Похороны иногда принимали форму умерщвления. Куклу сперва раздевали, терзали, разрывали на части, а затем бросали в воду, как в другие праздники. Но встречаются и иные формы погребения: куклу погребали в земле, притом не где-нибудь, а в поле.

И. П. Сахаров сообщает, что в Костромской губернии «в поле вырывали палками могилу и в гробу хоронили Ярилу с плачем и воем» (Сахаров, Сказания, т.ІІ, кн.ѴІІ, 91). Ярило — такая же кукла, как Кострома, и обряд его похорон обычно в точности соответствует обряду похорон Костромы. В. Н. Ястребов описывает детскую игру похорон Кострубонька в Херсонской губернии. Дети становятся в круг, в середине которого мальчик или девочка, изображающие Кострубоньку, палкой расковыривает землю, что изображает вспахиванье; потом пальцами он гребет землю — боронование; потом изображается, как Кострома сеет, косит, вяжет, возит, молотит, веет, мелет — все под ьлесни. Потом Кострубонько умирает, дети плачут, и мальчика, изображавшего его, берут за руки и за ноги и бросают куда-нибудь в ров17. Эта связь образа Костромы с земледельческим трудом вряд ли случайна.

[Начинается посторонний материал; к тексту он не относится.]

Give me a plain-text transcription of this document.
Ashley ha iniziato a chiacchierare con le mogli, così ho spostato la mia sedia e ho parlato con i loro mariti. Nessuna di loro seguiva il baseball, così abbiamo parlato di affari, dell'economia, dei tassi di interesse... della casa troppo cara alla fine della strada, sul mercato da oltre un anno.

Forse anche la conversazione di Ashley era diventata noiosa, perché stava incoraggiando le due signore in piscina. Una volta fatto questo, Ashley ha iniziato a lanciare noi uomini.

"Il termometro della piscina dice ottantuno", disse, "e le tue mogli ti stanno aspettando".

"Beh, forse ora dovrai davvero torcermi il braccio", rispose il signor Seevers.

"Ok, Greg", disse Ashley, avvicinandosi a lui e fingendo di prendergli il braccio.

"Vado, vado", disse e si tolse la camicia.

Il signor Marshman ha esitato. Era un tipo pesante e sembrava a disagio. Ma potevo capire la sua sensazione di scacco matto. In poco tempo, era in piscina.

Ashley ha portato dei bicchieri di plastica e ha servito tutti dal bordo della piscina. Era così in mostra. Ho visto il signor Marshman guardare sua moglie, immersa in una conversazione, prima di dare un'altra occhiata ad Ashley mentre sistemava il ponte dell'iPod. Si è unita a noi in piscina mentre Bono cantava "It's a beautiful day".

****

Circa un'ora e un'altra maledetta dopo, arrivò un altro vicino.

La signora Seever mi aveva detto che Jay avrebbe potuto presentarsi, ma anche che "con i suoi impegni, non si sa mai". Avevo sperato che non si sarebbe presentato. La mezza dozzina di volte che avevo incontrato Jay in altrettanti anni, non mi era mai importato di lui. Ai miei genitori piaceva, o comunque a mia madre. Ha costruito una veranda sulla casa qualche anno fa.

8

Шейн сообщает о песне, сопровождавшей момент потопления Костромы, в которой Кострома изображается с косой:

Как за речкой, за рекой

Девица-красавица
Водицу носила,
Дождичка просила:
«Создай, Боже, дождя,
Дождичка частова,
Чтобы травыньку смочило,
Костроме косу остру приручило».

(Великорус, № 1259)

Похороны Костромы тесно связаны с другим аналогичным обрядом — похоронами кукушки.

Не следует представлять себе дело так, будто действительно хоронили кукушку. В. Е. Кедрина, специально исследовавшая этот обряд, нашла только два случая, когда хоронили птицу. Во всех других случаях под названием «кукушки» хоронили ветку, одетую в женский костюм, или травку под названием «кукушкины слезки» 18. А. А. Максимов описывает обряд следующим образом: «“Кукушка” — это, в иных местах, просто ветка с дерева, воткнутая в землю, или подорожник, а в других — большая кукла, сшитая из лоскутов ситца, миткалю, ленточек и кружев на деньги, собранные всеми женщинами селенья в складчину (по 1 коп.). Наряженную куклу с крестиком на шее кладут в ящик, сколоченный наподобие гроба, и какая-нибудь умелая баба начинает голосить, как о покойнике; иные смеются, третьи поют и пляшут, и всем очень весело. На другой день кукушку зарывают где-нибудь в огороде и играют приличную случаю песню» (Максимов, Нечистая сила, 429).

Описание А. А. Максимова совпадает с описанием, которое дали этому обряду В. Е. Кедрина и другие. «Кукушку», как и Кострому и Ярилу, зарывали в земле, с тем лишь отличием, что для Костромы и Ярилы характерно погребение в поле, для кукушки — на огороде.

овощи. Захоронение в земле здесь соответствует разбрасыванию по земле на масленицу.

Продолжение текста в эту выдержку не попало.